We are trying to make the scheme more attractive to investors and we must rely on the judgment of the investors themselves. We think that people will prefer the new system, and the figures certainly seem to bear that out. In the last 12 weeks, after the new prize was announced on 22nd October, the net sale of Premium Bonds amounted to £16,900,000. This compared with net sales of £10,400,000 in the same period of the previous year, a quite remarkable striking increase. In other words, people have been investing an extra £½ million a week on average in Premium Bonds since the new prize was announced. This contrast; sharply with the position of other forms of National Savings, which, as was stressed in the debate before Christmas, have, for reasons of general high interest rates, and so on, been in a period of what one hopes will be only a temporary decline.

Sir C. Black

What the hon. and learned Gentleman is saying is all in support of the point I made. My point was that the very people who are now promoting these sales condemned them when they were introduced. It is no answer to that to express pleasure that the sale of the Bonds is expanding. That does not touch the point.

Mr. MacDermot

It certainly touches the point with which we in the Exchequer are concerned, which is to increase National Savings. All I am pointing out is that, whatever the hon. Member's personal views may be, the figures indicate that for the general public, and the general saving public, this is a form of saving which attracts them, and that the addition of four £25,000 prizes a year, so far from shocking people into withdrawing from the scheme, appears to have contributed to a striking increase in the sale of Bond units.

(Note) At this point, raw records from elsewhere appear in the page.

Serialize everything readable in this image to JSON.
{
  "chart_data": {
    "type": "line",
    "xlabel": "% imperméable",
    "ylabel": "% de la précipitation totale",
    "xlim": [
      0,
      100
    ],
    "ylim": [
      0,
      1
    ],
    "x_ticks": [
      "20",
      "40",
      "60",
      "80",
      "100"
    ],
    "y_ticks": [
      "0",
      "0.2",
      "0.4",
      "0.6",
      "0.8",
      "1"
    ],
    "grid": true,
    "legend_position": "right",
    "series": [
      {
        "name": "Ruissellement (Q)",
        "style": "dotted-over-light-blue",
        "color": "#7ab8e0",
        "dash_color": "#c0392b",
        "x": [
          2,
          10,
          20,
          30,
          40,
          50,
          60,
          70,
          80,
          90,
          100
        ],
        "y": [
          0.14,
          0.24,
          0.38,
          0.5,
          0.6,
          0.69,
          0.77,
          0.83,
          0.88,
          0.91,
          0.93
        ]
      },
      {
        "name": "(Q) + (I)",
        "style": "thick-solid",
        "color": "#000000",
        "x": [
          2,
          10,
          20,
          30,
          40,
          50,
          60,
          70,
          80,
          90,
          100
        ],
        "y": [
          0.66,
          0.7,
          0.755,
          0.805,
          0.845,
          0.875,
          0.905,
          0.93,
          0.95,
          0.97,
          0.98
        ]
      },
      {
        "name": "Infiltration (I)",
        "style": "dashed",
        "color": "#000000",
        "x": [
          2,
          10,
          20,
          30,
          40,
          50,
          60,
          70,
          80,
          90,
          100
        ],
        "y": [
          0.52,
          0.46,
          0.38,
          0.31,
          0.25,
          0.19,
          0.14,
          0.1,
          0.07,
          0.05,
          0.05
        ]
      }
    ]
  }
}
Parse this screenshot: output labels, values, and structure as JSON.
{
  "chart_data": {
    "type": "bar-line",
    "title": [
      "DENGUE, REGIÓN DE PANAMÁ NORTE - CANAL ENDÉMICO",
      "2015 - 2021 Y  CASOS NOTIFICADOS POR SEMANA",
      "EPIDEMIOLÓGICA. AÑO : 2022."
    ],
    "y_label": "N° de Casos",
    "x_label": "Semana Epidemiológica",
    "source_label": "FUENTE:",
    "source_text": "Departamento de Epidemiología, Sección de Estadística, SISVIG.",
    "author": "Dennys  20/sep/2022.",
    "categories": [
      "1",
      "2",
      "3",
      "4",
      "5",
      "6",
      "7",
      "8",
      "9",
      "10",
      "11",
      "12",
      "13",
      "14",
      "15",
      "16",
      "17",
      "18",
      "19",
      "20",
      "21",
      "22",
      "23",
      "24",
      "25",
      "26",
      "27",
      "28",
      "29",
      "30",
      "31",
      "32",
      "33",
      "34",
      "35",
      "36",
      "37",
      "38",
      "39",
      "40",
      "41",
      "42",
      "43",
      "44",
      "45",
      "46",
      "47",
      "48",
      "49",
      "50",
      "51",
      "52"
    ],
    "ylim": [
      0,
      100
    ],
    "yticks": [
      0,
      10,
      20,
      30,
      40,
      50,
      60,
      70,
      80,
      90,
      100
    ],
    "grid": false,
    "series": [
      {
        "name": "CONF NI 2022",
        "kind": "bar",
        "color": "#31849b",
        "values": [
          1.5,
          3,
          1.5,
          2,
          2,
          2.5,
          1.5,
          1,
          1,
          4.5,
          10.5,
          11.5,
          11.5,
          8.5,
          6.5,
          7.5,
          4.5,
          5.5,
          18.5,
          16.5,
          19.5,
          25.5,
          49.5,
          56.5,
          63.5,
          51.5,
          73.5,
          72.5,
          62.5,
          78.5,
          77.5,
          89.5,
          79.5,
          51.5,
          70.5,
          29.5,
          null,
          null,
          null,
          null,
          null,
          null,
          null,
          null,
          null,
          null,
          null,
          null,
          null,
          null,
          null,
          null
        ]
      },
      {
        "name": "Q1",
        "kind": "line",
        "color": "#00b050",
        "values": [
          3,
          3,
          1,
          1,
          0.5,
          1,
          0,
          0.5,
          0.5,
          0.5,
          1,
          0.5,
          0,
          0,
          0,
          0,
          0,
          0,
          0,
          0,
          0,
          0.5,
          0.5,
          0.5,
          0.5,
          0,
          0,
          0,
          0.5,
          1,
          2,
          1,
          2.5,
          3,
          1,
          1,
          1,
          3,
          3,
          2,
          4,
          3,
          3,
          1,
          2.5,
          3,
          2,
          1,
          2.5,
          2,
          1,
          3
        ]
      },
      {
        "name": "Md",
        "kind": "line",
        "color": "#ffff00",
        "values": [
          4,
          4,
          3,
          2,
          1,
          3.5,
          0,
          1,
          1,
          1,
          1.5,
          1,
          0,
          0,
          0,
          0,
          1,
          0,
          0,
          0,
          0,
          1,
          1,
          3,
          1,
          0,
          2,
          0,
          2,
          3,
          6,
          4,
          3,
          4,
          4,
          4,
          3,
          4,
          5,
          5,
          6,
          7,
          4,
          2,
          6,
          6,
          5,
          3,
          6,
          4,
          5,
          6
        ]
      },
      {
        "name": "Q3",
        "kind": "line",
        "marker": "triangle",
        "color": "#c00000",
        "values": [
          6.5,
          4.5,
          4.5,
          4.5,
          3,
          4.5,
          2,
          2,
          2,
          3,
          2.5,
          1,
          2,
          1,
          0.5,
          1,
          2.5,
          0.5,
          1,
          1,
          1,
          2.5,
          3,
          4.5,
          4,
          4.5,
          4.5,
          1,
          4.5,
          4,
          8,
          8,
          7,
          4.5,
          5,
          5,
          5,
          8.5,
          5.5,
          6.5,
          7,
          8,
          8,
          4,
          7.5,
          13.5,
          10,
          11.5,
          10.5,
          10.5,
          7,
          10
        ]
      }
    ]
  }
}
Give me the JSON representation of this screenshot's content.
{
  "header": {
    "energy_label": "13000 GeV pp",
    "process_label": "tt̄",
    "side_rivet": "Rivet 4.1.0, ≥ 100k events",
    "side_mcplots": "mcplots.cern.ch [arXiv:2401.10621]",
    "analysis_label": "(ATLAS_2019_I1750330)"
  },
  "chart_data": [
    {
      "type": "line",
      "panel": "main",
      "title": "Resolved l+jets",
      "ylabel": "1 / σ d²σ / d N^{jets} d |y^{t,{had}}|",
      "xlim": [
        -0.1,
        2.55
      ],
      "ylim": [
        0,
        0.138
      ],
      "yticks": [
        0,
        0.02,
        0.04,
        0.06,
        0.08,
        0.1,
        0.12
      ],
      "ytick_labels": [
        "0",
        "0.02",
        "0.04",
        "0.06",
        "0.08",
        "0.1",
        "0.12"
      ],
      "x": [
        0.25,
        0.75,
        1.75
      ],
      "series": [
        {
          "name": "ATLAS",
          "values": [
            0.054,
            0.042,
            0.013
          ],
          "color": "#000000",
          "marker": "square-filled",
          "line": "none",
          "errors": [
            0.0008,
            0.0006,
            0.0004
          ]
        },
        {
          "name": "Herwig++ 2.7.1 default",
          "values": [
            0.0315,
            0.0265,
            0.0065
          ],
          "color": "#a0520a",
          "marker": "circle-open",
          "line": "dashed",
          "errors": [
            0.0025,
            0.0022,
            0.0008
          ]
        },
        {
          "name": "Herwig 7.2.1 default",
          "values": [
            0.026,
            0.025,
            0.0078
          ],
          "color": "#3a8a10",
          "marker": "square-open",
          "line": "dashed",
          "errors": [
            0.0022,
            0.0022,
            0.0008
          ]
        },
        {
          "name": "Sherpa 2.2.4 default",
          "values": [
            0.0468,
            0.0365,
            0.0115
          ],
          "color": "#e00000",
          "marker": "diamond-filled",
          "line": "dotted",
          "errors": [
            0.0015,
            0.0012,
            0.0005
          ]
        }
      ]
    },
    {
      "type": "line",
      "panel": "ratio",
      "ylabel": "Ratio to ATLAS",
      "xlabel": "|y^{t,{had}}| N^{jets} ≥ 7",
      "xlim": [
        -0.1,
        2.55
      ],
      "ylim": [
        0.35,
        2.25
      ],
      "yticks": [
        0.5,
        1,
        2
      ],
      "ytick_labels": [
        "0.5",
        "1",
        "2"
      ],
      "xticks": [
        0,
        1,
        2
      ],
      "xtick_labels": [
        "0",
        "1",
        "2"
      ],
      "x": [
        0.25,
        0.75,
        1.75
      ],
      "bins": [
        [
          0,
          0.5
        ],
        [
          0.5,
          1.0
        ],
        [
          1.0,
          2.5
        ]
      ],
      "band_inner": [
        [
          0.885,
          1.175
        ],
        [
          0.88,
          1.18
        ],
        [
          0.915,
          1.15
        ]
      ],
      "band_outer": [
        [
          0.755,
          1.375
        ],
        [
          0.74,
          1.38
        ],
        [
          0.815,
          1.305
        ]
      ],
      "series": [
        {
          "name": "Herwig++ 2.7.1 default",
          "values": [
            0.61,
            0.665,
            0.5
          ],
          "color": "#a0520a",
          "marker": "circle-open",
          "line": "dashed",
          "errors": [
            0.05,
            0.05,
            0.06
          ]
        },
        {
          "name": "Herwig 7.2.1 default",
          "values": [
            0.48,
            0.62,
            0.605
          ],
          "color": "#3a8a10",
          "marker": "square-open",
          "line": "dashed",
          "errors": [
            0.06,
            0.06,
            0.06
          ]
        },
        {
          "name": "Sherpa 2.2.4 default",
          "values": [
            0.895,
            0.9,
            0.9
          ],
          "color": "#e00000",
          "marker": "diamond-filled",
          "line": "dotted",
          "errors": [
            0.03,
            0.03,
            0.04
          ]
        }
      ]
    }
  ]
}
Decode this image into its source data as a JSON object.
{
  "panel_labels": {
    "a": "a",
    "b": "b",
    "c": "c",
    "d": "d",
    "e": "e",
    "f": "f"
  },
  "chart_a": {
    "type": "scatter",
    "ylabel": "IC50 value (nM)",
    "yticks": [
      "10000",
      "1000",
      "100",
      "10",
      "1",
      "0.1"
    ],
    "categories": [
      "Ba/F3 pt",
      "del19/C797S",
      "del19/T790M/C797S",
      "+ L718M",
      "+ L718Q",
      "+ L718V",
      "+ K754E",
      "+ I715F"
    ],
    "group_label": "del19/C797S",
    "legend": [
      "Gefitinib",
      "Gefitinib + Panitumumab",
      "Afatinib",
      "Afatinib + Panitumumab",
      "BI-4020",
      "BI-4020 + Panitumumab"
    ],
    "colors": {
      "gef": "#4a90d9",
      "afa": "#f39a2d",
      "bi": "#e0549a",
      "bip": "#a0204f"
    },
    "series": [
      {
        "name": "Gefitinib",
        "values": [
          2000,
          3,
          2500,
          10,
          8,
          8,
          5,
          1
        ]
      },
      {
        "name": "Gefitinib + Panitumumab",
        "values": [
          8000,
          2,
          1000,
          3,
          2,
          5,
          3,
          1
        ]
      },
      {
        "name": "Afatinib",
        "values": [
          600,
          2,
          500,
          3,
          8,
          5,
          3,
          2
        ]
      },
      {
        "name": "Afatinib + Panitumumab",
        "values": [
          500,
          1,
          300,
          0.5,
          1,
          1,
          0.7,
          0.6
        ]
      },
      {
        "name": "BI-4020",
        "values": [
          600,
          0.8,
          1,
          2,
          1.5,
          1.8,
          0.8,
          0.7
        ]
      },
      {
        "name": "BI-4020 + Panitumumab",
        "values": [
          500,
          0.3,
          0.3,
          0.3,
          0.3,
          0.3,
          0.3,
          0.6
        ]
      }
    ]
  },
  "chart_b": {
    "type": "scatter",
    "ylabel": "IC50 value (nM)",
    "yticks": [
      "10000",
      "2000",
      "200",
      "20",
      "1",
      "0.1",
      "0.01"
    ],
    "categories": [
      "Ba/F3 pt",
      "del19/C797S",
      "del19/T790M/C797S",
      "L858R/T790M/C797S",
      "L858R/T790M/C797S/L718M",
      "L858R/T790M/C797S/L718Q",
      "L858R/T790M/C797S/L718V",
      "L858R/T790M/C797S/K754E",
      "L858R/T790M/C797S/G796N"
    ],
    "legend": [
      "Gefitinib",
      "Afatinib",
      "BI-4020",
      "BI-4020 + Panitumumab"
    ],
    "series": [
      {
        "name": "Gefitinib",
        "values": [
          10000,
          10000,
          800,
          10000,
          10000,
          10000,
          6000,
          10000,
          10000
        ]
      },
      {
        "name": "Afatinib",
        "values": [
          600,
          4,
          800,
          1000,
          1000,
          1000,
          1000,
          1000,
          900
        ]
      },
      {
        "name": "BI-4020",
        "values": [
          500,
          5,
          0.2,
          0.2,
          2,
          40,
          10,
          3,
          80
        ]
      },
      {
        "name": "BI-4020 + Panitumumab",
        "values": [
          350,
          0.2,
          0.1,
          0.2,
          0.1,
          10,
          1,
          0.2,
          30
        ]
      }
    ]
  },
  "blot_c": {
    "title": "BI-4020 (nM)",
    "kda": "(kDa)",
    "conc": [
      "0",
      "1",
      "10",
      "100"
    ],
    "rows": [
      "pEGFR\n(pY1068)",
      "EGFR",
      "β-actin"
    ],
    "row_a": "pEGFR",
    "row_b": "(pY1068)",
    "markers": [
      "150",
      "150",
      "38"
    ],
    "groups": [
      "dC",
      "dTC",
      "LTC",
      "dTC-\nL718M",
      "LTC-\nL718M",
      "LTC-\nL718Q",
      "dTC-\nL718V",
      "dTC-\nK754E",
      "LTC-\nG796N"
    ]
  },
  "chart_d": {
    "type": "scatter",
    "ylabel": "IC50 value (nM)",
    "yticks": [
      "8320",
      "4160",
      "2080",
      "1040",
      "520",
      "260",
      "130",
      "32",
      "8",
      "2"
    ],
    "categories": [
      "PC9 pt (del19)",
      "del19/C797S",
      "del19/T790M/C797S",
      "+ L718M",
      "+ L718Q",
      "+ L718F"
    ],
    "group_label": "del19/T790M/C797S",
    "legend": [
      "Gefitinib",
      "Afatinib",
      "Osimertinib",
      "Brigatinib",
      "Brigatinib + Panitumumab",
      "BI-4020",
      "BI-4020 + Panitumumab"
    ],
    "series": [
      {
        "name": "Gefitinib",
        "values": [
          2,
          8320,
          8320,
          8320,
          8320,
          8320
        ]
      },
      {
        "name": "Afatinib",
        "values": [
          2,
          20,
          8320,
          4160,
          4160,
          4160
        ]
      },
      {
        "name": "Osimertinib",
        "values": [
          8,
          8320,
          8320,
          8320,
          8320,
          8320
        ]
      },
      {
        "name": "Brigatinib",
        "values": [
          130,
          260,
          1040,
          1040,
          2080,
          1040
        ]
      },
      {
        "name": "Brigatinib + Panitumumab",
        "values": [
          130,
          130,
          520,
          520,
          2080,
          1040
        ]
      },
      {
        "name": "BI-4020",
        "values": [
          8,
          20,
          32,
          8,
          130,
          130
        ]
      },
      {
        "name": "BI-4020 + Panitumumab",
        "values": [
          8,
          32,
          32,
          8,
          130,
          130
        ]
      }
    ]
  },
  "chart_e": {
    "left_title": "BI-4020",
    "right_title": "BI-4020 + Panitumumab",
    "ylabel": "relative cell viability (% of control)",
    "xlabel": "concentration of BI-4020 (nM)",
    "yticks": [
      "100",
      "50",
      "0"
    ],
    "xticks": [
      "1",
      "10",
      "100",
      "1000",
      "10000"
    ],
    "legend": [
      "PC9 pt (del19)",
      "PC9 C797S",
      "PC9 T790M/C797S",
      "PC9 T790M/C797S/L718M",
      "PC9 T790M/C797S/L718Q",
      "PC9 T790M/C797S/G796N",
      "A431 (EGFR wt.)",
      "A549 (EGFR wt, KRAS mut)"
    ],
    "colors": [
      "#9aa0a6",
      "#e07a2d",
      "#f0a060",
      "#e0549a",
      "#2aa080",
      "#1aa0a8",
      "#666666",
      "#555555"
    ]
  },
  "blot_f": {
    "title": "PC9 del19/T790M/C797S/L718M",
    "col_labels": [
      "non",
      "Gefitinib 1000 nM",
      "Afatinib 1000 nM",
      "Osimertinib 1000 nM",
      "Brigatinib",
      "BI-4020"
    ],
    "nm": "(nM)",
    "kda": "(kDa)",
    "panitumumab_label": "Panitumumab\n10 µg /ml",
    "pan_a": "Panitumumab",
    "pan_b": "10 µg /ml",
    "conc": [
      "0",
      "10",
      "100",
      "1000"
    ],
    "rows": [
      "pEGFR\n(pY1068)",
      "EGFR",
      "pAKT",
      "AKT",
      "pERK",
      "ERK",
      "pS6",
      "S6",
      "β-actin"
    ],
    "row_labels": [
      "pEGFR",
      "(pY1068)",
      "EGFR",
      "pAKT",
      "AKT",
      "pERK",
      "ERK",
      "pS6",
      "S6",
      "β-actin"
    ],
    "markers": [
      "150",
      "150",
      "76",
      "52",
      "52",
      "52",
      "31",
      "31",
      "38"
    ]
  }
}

The hon. Member is perfectly entitled to his own views about the morality of the scheme and he has expressed them again tonight, as he has done before, but I am sure that he is sufficiently liberal-minded to appreciate that there are other people who will take a different attitude and have a different viewpoint on these matters without there necessarily being any great moral corruption in their attitude. If this is the attitude of a very great number of people, provided that the matter is carried out with proper moderation and propriety I suggest that it is perfectly proper for the Government to use this impulse and impetus to induce people to extend their habits of thrift and saving. They cannot harm themselves, they may benefit themselves and they certainly will benefit the country.

Sir C. Black

May I ask the hon. and learned Gentleman whether, in the circumstances, he will bring this evening's debate to the notice of his right hon. Friend the Prime Minister? He will, perhaps, find illuminating some of the things that the hon. and learned Gentleman has said.

11.38 p.m.

Mr. Norman St. John-Stevas (Chelmsford)

I have, I think, about one minute or so in which to address the House, and I should like to take this opportunity to make my position plain. I am not condemning gambling, and I disagree on this point with my hon. Friend the Member for Wimbledon (Sir C. Black). I do not regard all forms of gambling as immoral.

What is wrong is for the Government to encourage gambling in this form by increasing the Premium Bond prize at a time when we are facing a very grave gambling problem throughout the country. That is the point on which the Government should be condemned. It is a moral point and it is also a point of sociology. The Government are extremely blameworthy in increasing this fever and the Financial Secretary has produced some cogent evidence in his speech that the fever has been materially increased by the Government's action.

Question put and agreed to.

Adjourned accordingly at twenty minutes to Twelve o'clock.